Dès les premiers instants du film, le ton est donné : Alain Guyard , le personnage que l’on va suivre à la trace pendant 1h30 a le verbe haut. Avec sa gouaille et ses grands gestes, il hypnotise son public, le captive et le rend accro… à la philo ! Ni prof, ni gourou, c’est plutôt un passeur. Il parvient par sa passion et son charisme à faire comprendre les pensées de Platon, Aristote, Jankélévitch ou Nietzsche à n’importe qui.

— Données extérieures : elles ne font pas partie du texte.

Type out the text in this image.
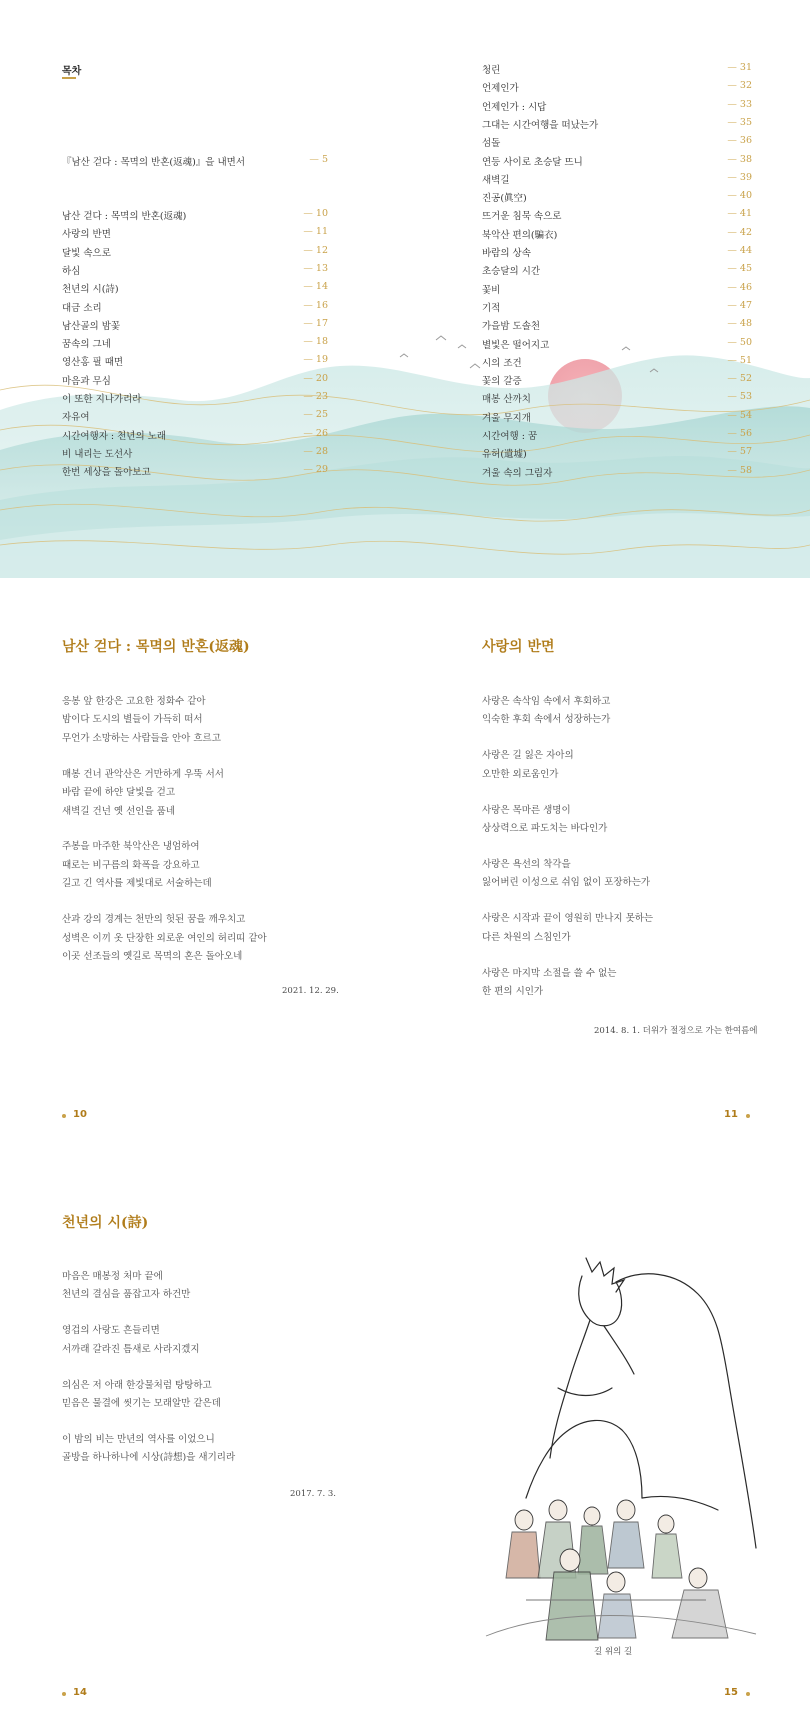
목차
『남산 걷다 : 목멱의 반혼(返魂)』을 내면서	— 5
남산 걷다 : 목멱의 반혼(返魂)	— 10
사랑의 반면	— 11
달빛 속으로	— 12
하심	— 13
천년의 시(詩)	— 14
대금 소리	— 16
남산골의 밤꽃	— 17
꿈속의 그네	— 18
영산홍 필 때면	— 19
마음과 무심	— 20
이 또한 지나가리라	— 23
자유여	— 25
시간여행자 : 천년의 노래	— 26
비 내리는 도선사	— 28
한번 세상을 돌아보고	— 29
청린	— 31
언제인가	— 32
언제인가 : 시답	— 33
그대는 시간여행을 떠났는가	— 35
섬돌	— 36
연등 사이로 초승달 뜨니	— 38
새벽길	— 39
진공(眞空)	— 40
뜨거운 침묵 속으로	— 41
북악산 편의(騙衣)	— 42
바람의 상속	— 44
초승달의 시간	— 45
꽃비	— 46
기적	— 47
가을밤 도솔천	— 48
별빛은 떨어지고	— 50
시의 조건	— 51
꽃의 갈증	— 52
매봉 산까치	— 53
겨울 무지개	— 54
시간여행 : 꿈	— 56
유허(遺墟)	— 57
겨울 속의 그림자	— 58
남산 걷다 : 목멱의 반혼(返魂)
응봉 앞 한강은 고요한 정화수 같아
밤이다 도시의 별들이 가득히 떠서
무언가 소망하는 사람들을 안아 흐르고
매봉 건너 관악산은 거만하게 우뚝 서서
바람 끝에 하얀 달빛을 걷고
새벽길 건넌 옛 선인을 품네
주봉을 마주한 북악산은 냉엄하여
때로는 비구름의 화폭을 강요하고
길고 긴 역사를 제빛대로 서술하는데
산과 강의 경계는 천만의 헛된 꿈을 깨우치고
성벽은 이끼 옷 단장한 외로운 여인의 허리띠 같아
이곳 선조들의 옛길로 목멱의 혼은 돌아오네
2021. 12. 29.
사랑의 반면
사랑은 속삭임 속에서 후회하고
익숙한 후회 속에서 성장하는가
사랑은 길 잃은 자아의
오만한 외로움인가
사랑은 목마른 생명이
상상력으로 파도치는 바다인가
사랑은 욕선의 착각을
잃어버린 이성으로 쉬임 없이 포장하는가
사랑은 시작과 끝이 영원히 만나지 못하는
다른 차원의 스침인가
사랑은 마지막 소절을 쓸 수 없는
한 편의 시인가
2014. 8. 1. 더위가 절정으로 가는 한여름에
10	11
천년의 시(詩)
마음은 매봉정 처마 끝에
천년의 결심을 품잡고자 하건만
영겁의 사랑도 흔들리면
서까래 갈라진 틈새로 사라지겠지
의심은 저 아래 한강물처럼 탕탕하고
믿음은 물결에 씻기는 모래알만 같은데
이 밤의 비는 만년의 역사를 이었으니
골방을 하나하나에 시상(詩想)을 새기리라
2017. 7. 3.
길 위의 길
14	15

Dans des bistrots, des salles des fêtes, auprès de futurs assistantes sociales ou puéricultrices, d’agriculteurs ou encore dans des prisons ou des hôpitaux psychiatriques : il intervient comme un showman, sans aucune notes, pour éveiller la curiosité, aiguiser le sens critique, bousculer les manières de penser. Et partout où il passe, il fait un tabac.

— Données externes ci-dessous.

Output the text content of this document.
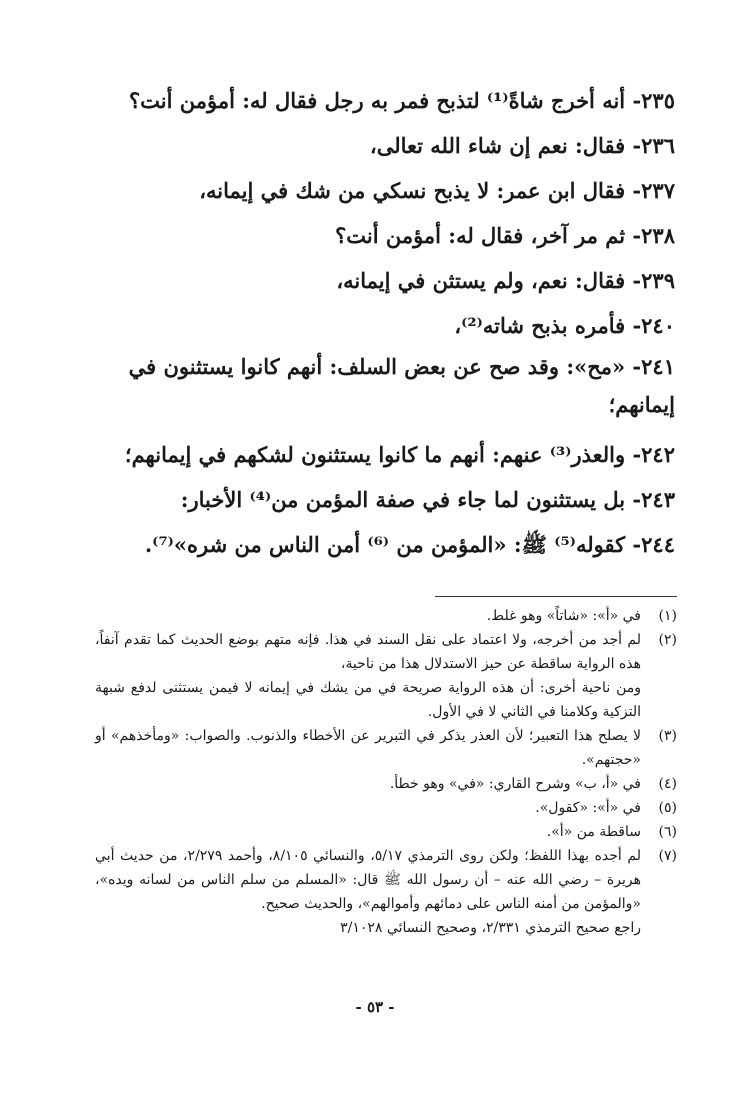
٢٣٥- أنه أخرج شاةً⁽¹⁾ لتذبح فمر به رجل فقال له: أمؤمن أنت؟
٢٣٦- فقال: نعم إن شاء الله تعالى،
٢٣٧- فقال ابن عمر: لا يذبح نسكي من شك في إيمانه،
٢٣٨- ثم مر آخر، فقال له: أمؤمن أنت؟
٢٣٩- فقال: نعم، ولم يستثن في إيمانه،
٢٤٠- فأمره بذبح شاته⁽²⁾،
٢٤١- «مح»: وقد صح عن بعض السلف: أنهم كانوا يستثنون في إيمانهم؛
٢٤٢- والعذر⁽³⁾ عنهم: أنهم ما كانوا يستثنون لشكهم في إيمانهم؛
٢٤٣- بل يستثنون لما جاء في صفة المؤمن من⁽⁴⁾ الأخبار:
٢٤٤- كقوله⁽⁵⁾ ﷺ: «المؤمن من ⁽⁶⁾ أمن الناس من شره»⁽⁷⁾.
(١)
في «أ»: «شاتاً» وهو غلط.
(٢)
لم أجد من أخرجه، ولا اعتماد على نقل السند في هذا. فإنه متهم بوضع الحديث كما تقدم آنفاً، هذه الرواية ساقطة عن حيز الاستدلال هذا من ناحية،
ومن ناحية أخرى: أن هذه الرواية صريحة في من يشك في إيمانه لا فيمن يستثنى لدفع شبهة التزكية وكلامنا في الثاني لا في الأول.
(٣)
لا يصلح هذا التعبير؛ لأن العذر يذكر في التبرير عن الأخطاء والذنوب. والصواب: «ومأخذهم» أو «حجتهم».
(٤)
في «أ، ب» وشرح القاري: «في» وهو خطأ.
(٥)
في «أ»: «كقول».
(٦)
ساقطة من «أ».
(٧)
لم أجده بهذا اللفظ؛ ولكن روى الترمذي ٥/١٧، والنسائي ٨/١٠٥، وأحمد ٢/٢٧٩، من حديث أبي هريرة – رضي الله عنه – أن رسول الله ﷺ قال: «المسلم من سلم الناس من لسانه ويده»، «والمؤمن من أمنه الناس على دمائهم وأموالهم»، والحديث صحيح.
راجع صحيح الترمذي ٢/٣٣١، وصحيح النسائي ٣/١٠٢٨
- ٥٣ -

« Quand je sors, j’ai l’impression d’être intelligent », raconte un participant. « Ça nous sort du confinement dans lequel on a voulu nous mettre » explique une autre. Ou encore « Il réveille nos consciences mais il ne nous dit pas ce qu’il faut faire »
Avec ses gros tatouages sur les mains et sur les avant-bras, son look de rockeur, et ses blagues, Alain Guyard est loin d’une philo des élites, des dîners mondains, de l’entre-soi. La sienne est tout-terrain, au plus proche des gens, dans le concret de leurs vies. Par sa verve et son humour, il la rend abordable mais jamais au rabais, toujours basée sur un socle solide de connaissances. Son but n’est pas d’instruire, mais de donner les outils aux gens pour penser par eux-mêmes.

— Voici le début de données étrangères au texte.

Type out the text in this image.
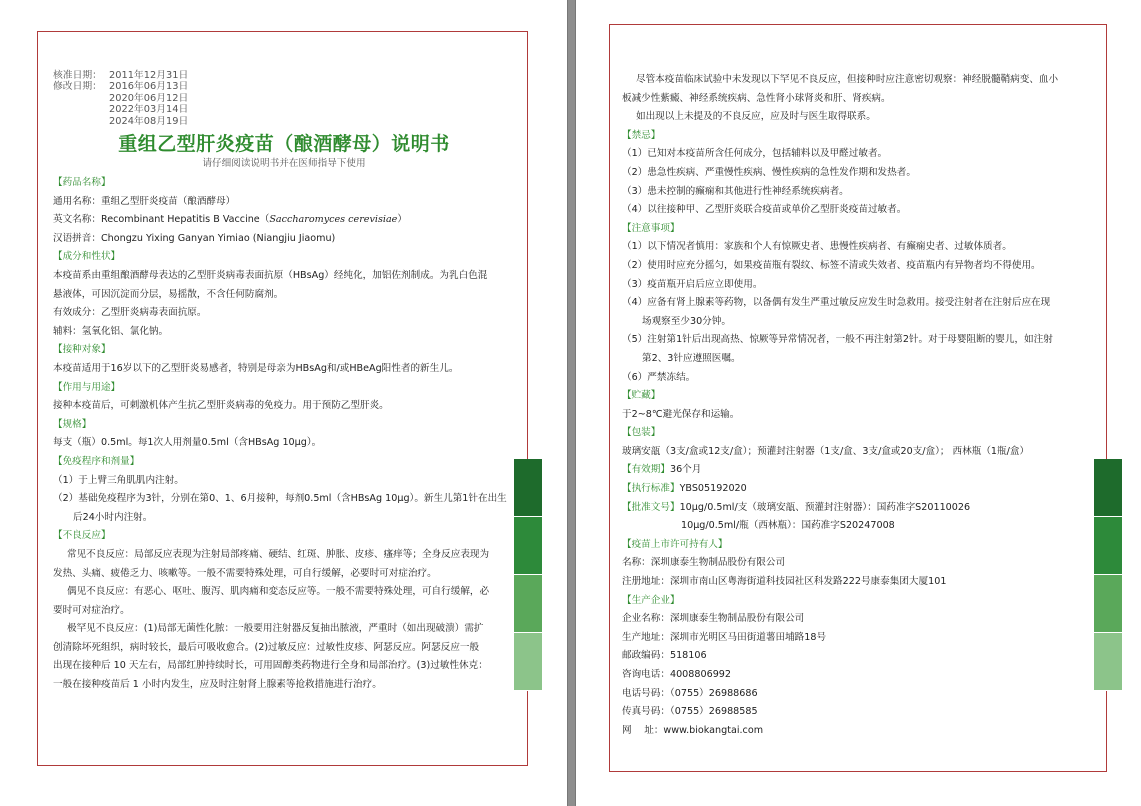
核准日期： 2011年12月31日
修改日期： 2016年06月13日
2020年06月12日
2022年03月14日
2024年08月19日
重组乙型肝炎疫苗（酿酒酵母）说明书
请仔细阅读说明书并在医师指导下使用
【药品名称】
通用名称：重组乙型肝炎疫苗（酿酒酵母）
英文名称：Recombinant Hepatitis B Vaccine（Saccharomyces cerevisiae）
汉语拼音：Chongzu Yixing Ganyan Yimiao (Niangjiu Jiaomu)
【成分和性状】
本疫苗系由重组酿酒酵母表达的乙型肝炎病毒表面抗原（HBsAg）经纯化，加铝佐剂制成。为乳白色混
悬液体，可因沉淀而分层，易摇散，不含任何防腐剂。
有效成分：乙型肝炎病毒表面抗原。
辅料：氢氧化铝、氯化钠。
【接种对象】
本疫苗适用于16岁以下的乙型肝炎易感者，特别是母亲为HBsAg和/或HBeAg阳性者的新生儿。
【作用与用途】
接种本疫苗后，可刺激机体产生抗乙型肝炎病毒的免疫力。用于预防乙型肝炎。
【规格】
每支（瓶）0.5ml。每1次人用剂量0.5ml（含HBsAg 10μg）。
【免疫程序和剂量】
（1）于上臂三角肌肌内注射。
（2）基础免疫程序为3针，分别在第0、1、6月接种，每剂0.5ml（含HBsAg 10μg）。新生儿第1针在出生
后24小时内注射。
【不良反应】
常见不良反应：局部反应表现为注射局部疼痛、硬结、红斑、肿胀、皮疹、瘙痒等；全身反应表现为
发热、头痛、疲倦乏力、咳嗽等。一般不需要特殊处理，可自行缓解，必要时可对症治疗。
偶见不良反应：有恶心、呕吐、腹泻、肌肉痛和変态反应等。一般不需要特殊处理，可自行缓解，必
要时可对症治疗。
极罕见不良反应：(1)局部无菌性化脓：一般要用注射器反复抽出脓液，严重时（如出现破溃）需扩
创清除坏死组织，病时较长，最后可吸收愈合。(2)过敏反应：过敏性皮疹、阿瑟反应。阿瑟反应一般
出现在接种后 10 天左右，局部红肿持续时长，可用固醇类药物进行全身和局部治疗。(3)过敏性休克：
一般在接种疫苗后 1 小时内发生，应及时注射肾上腺素等抢救措施进行治疗。
尽管本疫苗临床试验中未发现以下罕见不良反应，但接种时应注意密切观察：神经脱髓鞘病变、血小
板减少性紫癜、神经系统疾病、急性肾小球肾炎和肝、肾疾病。
如出现以上未提及的不良反应，应及时与医生取得联系。
【禁忌】
（1）已知对本疫苗所含任何成分，包括辅料以及甲醛过敏者。
（2）患急性疾病、严重慢性疾病、慢性疾病的急性发作期和发热者。
（3）患未控制的癫痫和其他进行性神经系统疾病者。
（4）以往接种甲、乙型肝炎联合疫苗或单价乙型肝炎疫苗过敏者。
【注意事项】
（1）以下情况者慎用：家族和个人有惊厥史者、患慢性疾病者、有癫痫史者、过敏体质者。
（2）使用时应充分摇匀，如果疫苗瓶有裂纹、标签不清或失效者、疫苗瓶内有异物者均不得使用。
（3）疫苗瓶开启后应立即使用。
（4）应备有肾上腺素等药物，以备偶有发生严重过敏反应发生时急救用。接受注射者在注射后应在现
场观察至少30分钟。
（5）注射第1针后出现高热、惊厥等异常情况者，一般不再注射第2针。对于母婴阻断的婴儿，如注射
第2、3针应遵照医嘱。
（6）严禁冻结。
【贮藏】
于2~8℃避光保存和运输。
【包装】
玻璃安瓿（3支/盒或12支/盒）；预灌封注射器（1支/盒、3支/盒或20支/盒）； 西林瓶（1瓶/盒）
【有效期】36个月
【执行标准】YBS05192020
【批准文号】10μg/0.5ml/支（玻璃安瓿、预灌封注射器）：国药准字S20110026
10μg/0.5ml/瓶（西林瓶）：国药准字S20247008
【疫苗上市许可持有人】
名称：深圳康泰生物制品股份有限公司
注册地址：深圳市南山区粤海街道科技园社区科发路222号康泰集团大厦101
【生产企业】
企业名称：深圳康泰生物制品股份有限公司
生产地址：深圳市光明区马田街道薯田埔路18号
邮政编码：518106
咨询电话：4008806992
电话号码：（0755）26988686
传真号码：（0755）26988585
网　 址：www.biokangtai.com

On n’apprendra pas grand-chose sur la vie passée ou personnelle d’Alain Guyard, si ce n’est qu’il a été prof en lycée. Aujourd’hui, il a choisi de sillonner les routes du sud de la France, comme un « romanichelle de la métaphysique ».
Formellement simple, un peu sage, mais efficace, ce film tient par la force de son personnage, son magnétisme et l’intelligence de ses interventions. Comme le public d’Alain Guyard, on est vite happé par sa fougue et ses tirades enflammées.